オンライン数珠繋ぎ読経 ──オンラインでいろんな僧侶の方たちの読経をリレーしていく── も取り組みのひとつですが、ここでは「ただ、あること」を軸に企画を進めていきたいと思っています。僧侶やお寺、仏教という存在がただ、そこにあることを伝えたいというか。
ーー「ただ、あること」とは具体的にはどういうことですか?
唐溪:自然と同じようなものかなと私は思っています。向こうからなにか語りかけてくるわけではないけれど、ただそこにいる安心感をくれるというような。仏教やお寺も似たようなものだと思います。
でも、それは当たり前にあるわけじゃないんだよ、ということが伝わったらいいなと思っています。そしてそれは言語という便利なものでは伝えられないような気がしていて。
伝えたいというとおこがましいのですが、「有って当然」より「有り難い」と思える方が他者とのつながりが見えていかされてるなって思うんですけど、その方が生きづらくないなって。
ーー興味深いですね。こう言ってはなんですが、あらゆるものはコストを払ってそこに「ある」わけです。でも私たちはそれに気づかない。失ってみて初めて気づく。そこを考えるのは仏教的な感じがします。
唐溪:そうですね。いま一番考えているテーマです。
生きていくうえで、自分の役割みたいなものを見出せないと自分に価値がないように感じてしまう人って多いと思うんです。周囲と同じように勉強や仕事ができないことに罪悪感があったり。でも、そうじゃないですよね。私たちは何かができるから存在していい、というわけじゃない。

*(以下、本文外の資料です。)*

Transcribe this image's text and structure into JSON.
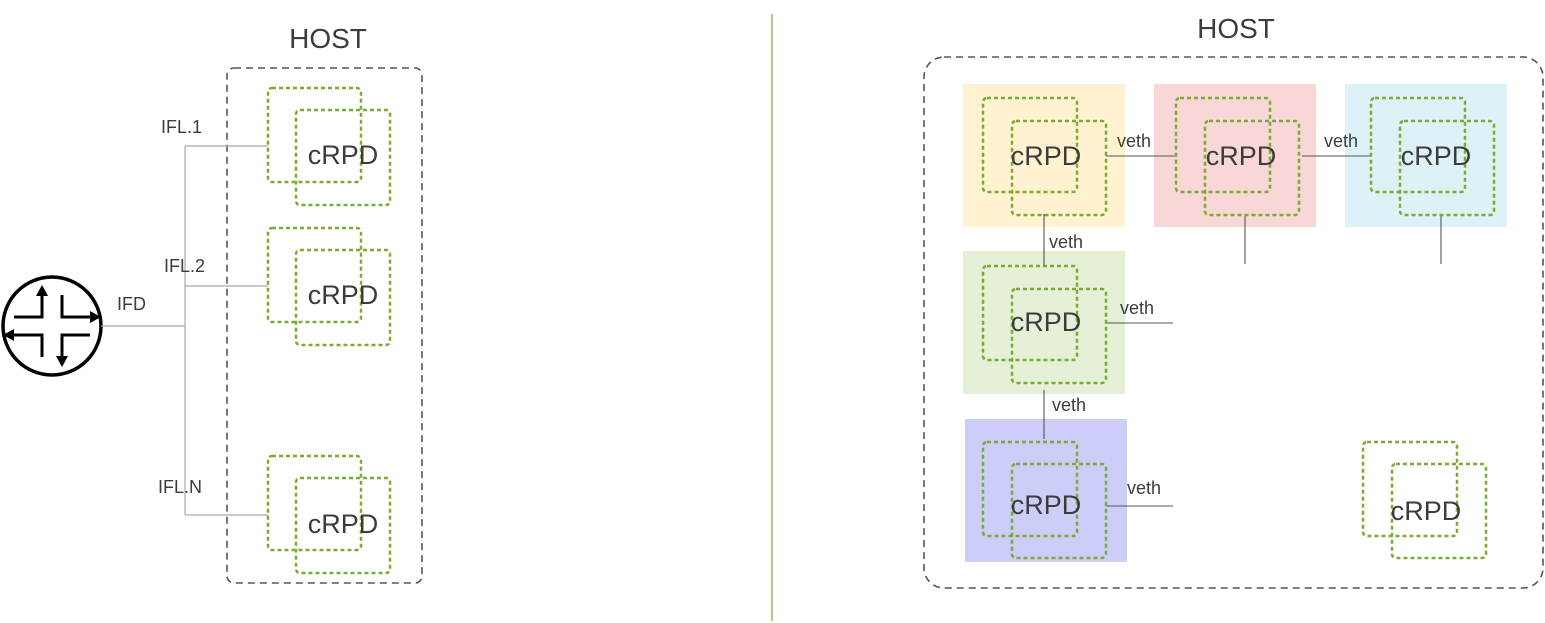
{
  "left_panel": {
    "host_title": "HOST",
    "ifd_label": "IFD",
    "ifl_labels": [
      "IFL.1",
      "IFL.2",
      "IFL.N"
    ],
    "crpd_labels": [
      "cRPD",
      "cRPD",
      "cRPD"
    ],
    "router_icon": "router-icon"
  },
  "right_panel": {
    "host_title": "HOST",
    "crpd_labels": [
      "cRPD",
      "cRPD",
      "cRPD",
      "cRPD",
      "cRPD",
      "cRPD"
    ],
    "veth_labels": [
      "veth",
      "veth",
      "veth",
      "veth",
      "veth",
      "veth"
    ],
    "tile_colors": [
      "#fff2d1",
      "#f8d7d6",
      "#dcf2f7",
      "#e5f0d6",
      "#cccdf9"
    ]
  },
  "colors": {
    "container_dash": "#7aab34",
    "host_border": "#555555",
    "divider": "#7aab34",
    "text": "#3c3c3c"
  }
}
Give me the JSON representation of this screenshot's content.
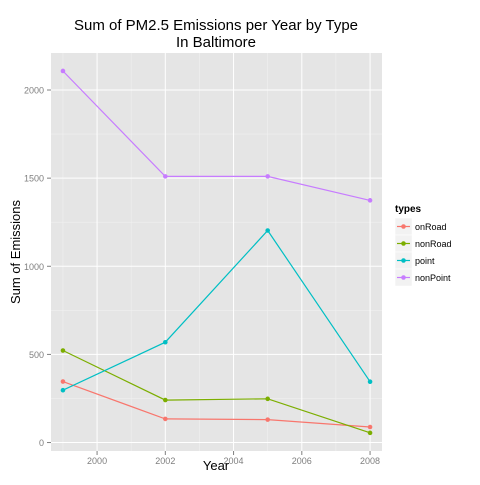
{
  "chart_data": {
    "type": "line",
    "title_line1": "Sum of PM2.5 Emissions per Year by Type",
    "title_line2": "In Baltimore",
    "xlabel": "Year",
    "ylabel": "Sum of Emissions",
    "x_ticks": [
      2000,
      2002,
      2004,
      2006,
      2008
    ],
    "y_ticks": [
      0,
      500,
      1000,
      1500,
      2000
    ],
    "xlim": [
      1998.65,
      2008.35
    ],
    "ylim": [
      -48,
      2210
    ],
    "grid": true,
    "legend": {
      "title": "types",
      "placement": "right"
    },
    "x": [
      1999,
      2002,
      2005,
      2008
    ],
    "series": [
      {
        "name": "onRoad",
        "color": "#F8766D",
        "values": [
          346,
          134,
          130,
          88
        ]
      },
      {
        "name": "nonRoad",
        "color": "#7CAE00",
        "values": [
          522,
          241,
          248,
          55
        ]
      },
      {
        "name": "point",
        "color": "#00BFC4",
        "values": [
          297,
          569,
          1203,
          345
        ]
      },
      {
        "name": "nonPoint",
        "color": "#C77CFF",
        "values": [
          2108,
          1510,
          1510,
          1374
        ]
      }
    ]
  }
}
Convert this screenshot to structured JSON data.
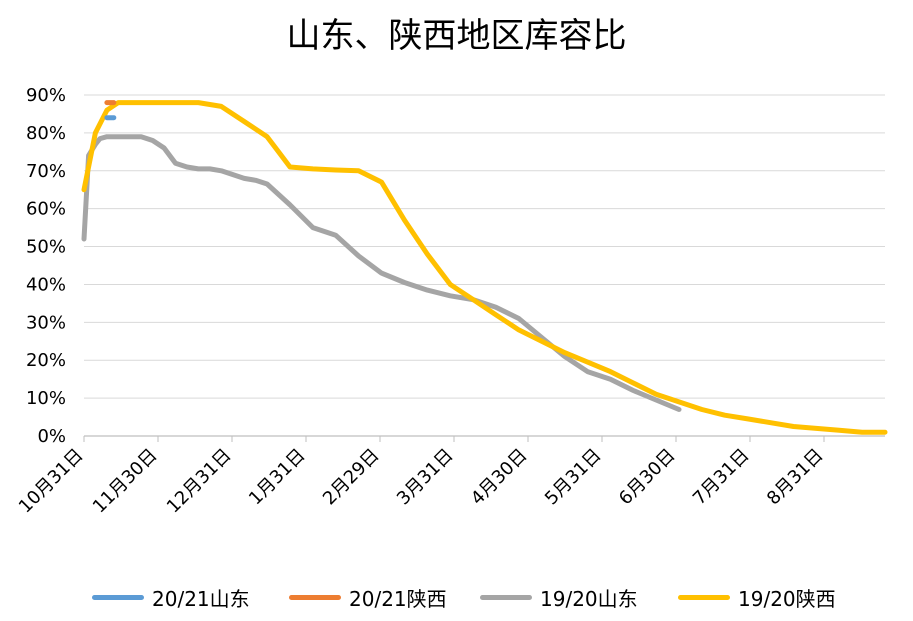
{
  "chart_data": {
    "type": "line",
    "title": "山东、陕西地区库容比",
    "xlabel": "",
    "ylabel": "",
    "ylim": [
      0,
      90
    ],
    "y_ticks": [
      "0%",
      "10%",
      "20%",
      "30%",
      "40%",
      "50%",
      "60%",
      "70%",
      "80%",
      "90%"
    ],
    "x_ticks": [
      "10月31日",
      "11月30日",
      "12月31日",
      "1月31日",
      "2月29日",
      "3月31日",
      "4月30日",
      "5月31日",
      "6月30日",
      "7月31日",
      "8月31日"
    ],
    "grid": true,
    "legend_position": "bottom",
    "series": [
      {
        "name": "20/21山东",
        "color": "#5B9BD5",
        "points": [
          [
            1.0,
            84
          ],
          [
            1.3,
            84
          ]
        ]
      },
      {
        "name": "20/21陕西",
        "color": "#ED7D31",
        "points": [
          [
            1.0,
            88
          ],
          [
            1.3,
            88
          ]
        ]
      },
      {
        "name": "19/20山东",
        "color": "#A5A5A5",
        "points": [
          [
            0,
            52
          ],
          [
            0.2,
            74
          ],
          [
            0.5,
            77
          ],
          [
            0.7,
            78.5
          ],
          [
            1,
            79
          ],
          [
            1.5,
            79
          ],
          [
            2,
            79
          ],
          [
            2.5,
            79
          ],
          [
            3,
            78
          ],
          [
            3.5,
            76
          ],
          [
            4,
            72
          ],
          [
            4.5,
            71
          ],
          [
            5,
            70.5
          ],
          [
            5.5,
            70.5
          ],
          [
            6,
            70
          ],
          [
            7,
            68
          ],
          [
            7.5,
            67.5
          ],
          [
            8,
            66.5
          ],
          [
            9,
            61
          ],
          [
            10,
            55
          ],
          [
            11,
            53
          ],
          [
            12,
            47.5
          ],
          [
            13,
            43
          ],
          [
            14,
            40.5
          ],
          [
            15,
            38.5
          ],
          [
            16,
            37
          ],
          [
            17,
            36
          ],
          [
            18,
            34
          ],
          [
            19,
            31
          ],
          [
            20,
            26
          ],
          [
            21,
            21
          ],
          [
            22,
            17
          ],
          [
            23,
            15
          ],
          [
            24,
            12
          ],
          [
            25,
            9.5
          ],
          [
            26,
            7
          ]
        ]
      },
      {
        "name": "19/20陕西",
        "color": "#FFC000",
        "points": [
          [
            0,
            65
          ],
          [
            0.5,
            80
          ],
          [
            1,
            86
          ],
          [
            1.5,
            88
          ],
          [
            2,
            88
          ],
          [
            3,
            88
          ],
          [
            4,
            88
          ],
          [
            5,
            88
          ],
          [
            6,
            87
          ],
          [
            7,
            83
          ],
          [
            8,
            79
          ],
          [
            8.5,
            75
          ],
          [
            9,
            71
          ],
          [
            10,
            70.5
          ],
          [
            11,
            70.2
          ],
          [
            12,
            70
          ],
          [
            13,
            67
          ],
          [
            14,
            57
          ],
          [
            15,
            48
          ],
          [
            16,
            40
          ],
          [
            17,
            36
          ],
          [
            18,
            32
          ],
          [
            19,
            28
          ],
          [
            20,
            25
          ],
          [
            21,
            22
          ],
          [
            22,
            19.5
          ],
          [
            23,
            17
          ],
          [
            24,
            14
          ],
          [
            25,
            11
          ],
          [
            26,
            9
          ],
          [
            27,
            7
          ],
          [
            28,
            5.5
          ],
          [
            29,
            4.5
          ],
          [
            30,
            3.5
          ],
          [
            31,
            2.5
          ],
          [
            32,
            2
          ],
          [
            33,
            1.5
          ],
          [
            34,
            1
          ],
          [
            35,
            1
          ]
        ]
      }
    ]
  }
}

そういう「ただ、あること」「ただ、生きていること」の大切さ、尊さを言葉にしたいけれど、うまく回線がつながらないので、いろいろ模索している最中です。
ーー言葉にできないということは、それだけ大切なことなのだと思います。いろいろな束縛から自分を解き放つことができれば、視野も広がって「ただ、あること」の大切さも実感することができるのかもしれませんね。本日は貴重なお話をありがとうございました。
<編集後記>
お寺が風景になっている、という言葉を聞くことがあります。多くの場合、否定的な文脈で使われる表現ですが、よくよく考えてみるとお寺が地域の風景に馴染んでいること、「ただ、ある」を全うできていることは実は大切なことなのではないか……と、唐溪さんとの対話を通じて感じました。あなたのそばにも、お寺や仏教、僧侶は「ある」んだよということを、より多くの人に伝えるにはどうすれば良いか。一人ひとりの僧侶が考えていくべきことなのかもしれません。
Profile
浄土真宗本願寺派 僧侶/TERA Energy株式会社/自然案内人
1992年生まれ。島根県美郷町出身、兵庫県神戸市在住。
お寺のひとり娘として生まれ、高校時代に僧籍取得のため得度するも僧侶としての生き方に悩み、大学卒業後は葬儀社に就職し、葬祭ディレクターとしてはたらく。
大学では「人と自然とがともに生きていくために」をキーワードに環境学、動物行動学を学ぶ。